Before the commencement of a cocoa season, mostly in October every year, the Ghana Cocoa Board (COCOBOD9 normally announces a farmgate price – the producer price – that it will pay to farmers for their beans in the crop season.
That price was last increased by 11.76 percent in October 2016 to cover the 2016/2017 season. Since then, it has remained unchanged at Ghc 7,600 per tonne, translating to Ghc 475 per bag of 64 kiligramme (kg) gross weight.
Within the same period, however, the price of cocoa on the international market suffered tumultuous fall, dropping from an average of $2,500 per tonne in November 2016 before ending that year at $2,287 per tonne, according to International Cocoa Organisation (ICCO).
The price of cocoa remained bearish throughout 2017, rising only in October before falling again to end December at $11,917.68 per tonne according to the world cocoa body.
ICCO’s data showed that the prices strengthened consistenly to peak at $2,659.9 per tonne in May before fluctuating throughout the remaining part of the year.
In 2018, the Bloomberg Terminal, which also tracks global prices of the crop, quoted the price of cocoa at $2,785 on May 14, 2018 per tonne, but ended the year at $2, 447 on December 28, 2018.
As of last Friday, the Bloomberg Terminal quoted the spot price of cocoa at $2, 312 per tonne.
At the back of the forgoing, the IMF last month advised the government to adjust the producer price to reflectc the changes ininternational cocoa prices.

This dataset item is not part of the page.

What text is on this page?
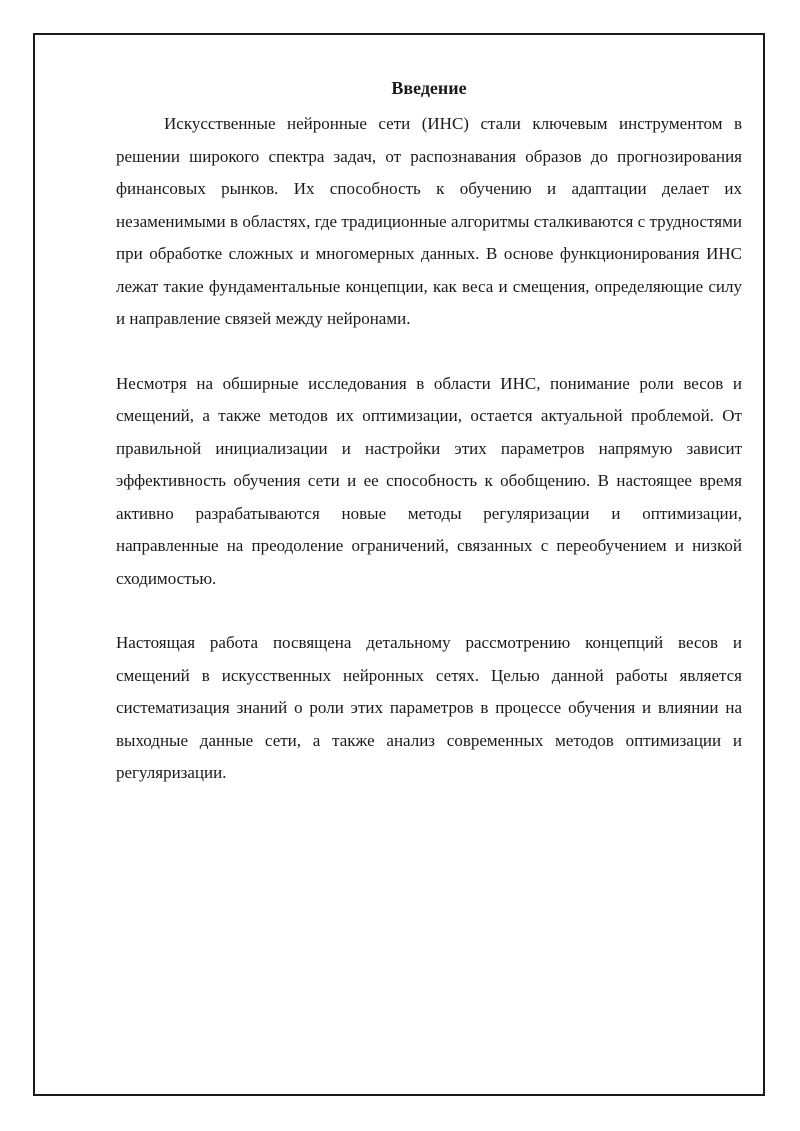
Введение

Искусственные нейронные сети (ИНС) стали ключевым инструментом в решении широкого спектра задач, от распознавания образов до прогнозирования финансовых рынков. Их способность к обучению и адаптации делает их незаменимыми в областях, где традиционные алгоритмы сталкиваются с трудностями при обработке сложных и многомерных данных. В основе функционирования ИНС лежат такие фундаментальные концепции, как веса и смещения, определяющие силу и направление связей между нейронами.

Несмотря на обширные исследования в области ИНС, понимание роли весов и смещений, а также методов их оптимизации, остается актуальной проблемой. От правильной инициализации и настройки этих параметров напрямую зависит эффективность обучения сети и ее способность к обобщению. В настоящее время активно разрабатываются новые методы регуляризации и оптимизации, направленные на преодоление ограничений, связанных с переобучением и низкой сходимостью.

Настоящая работа посвящена детальному рассмотрению концепций весов и смещений в искусственных нейронных сетях. Целью данной работы является систематизация знаний о роли этих параметров в процессе обучения и влиянии на выходные данные сети, а также анализ современных методов оптимизации и регуляризации.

According to IMF, the downward adjustment had become necessary because COCOBOD was grappling with a funding gap of Ghc 1 billion due to government’s inability to reduce producer prices paid to cocoa farmers at a time global prices of the crop had been falling.
“The state-owned cocoa marketing company (COCOBOD) is also experiencing difficulties,” the IMF said in one of the documents that were released after its review of the economy last month.
“COCOBOD” faces an estimated financing gap of Ghc 1 billion (0.3 percent of gross domestic product) in the current crop year”, it said.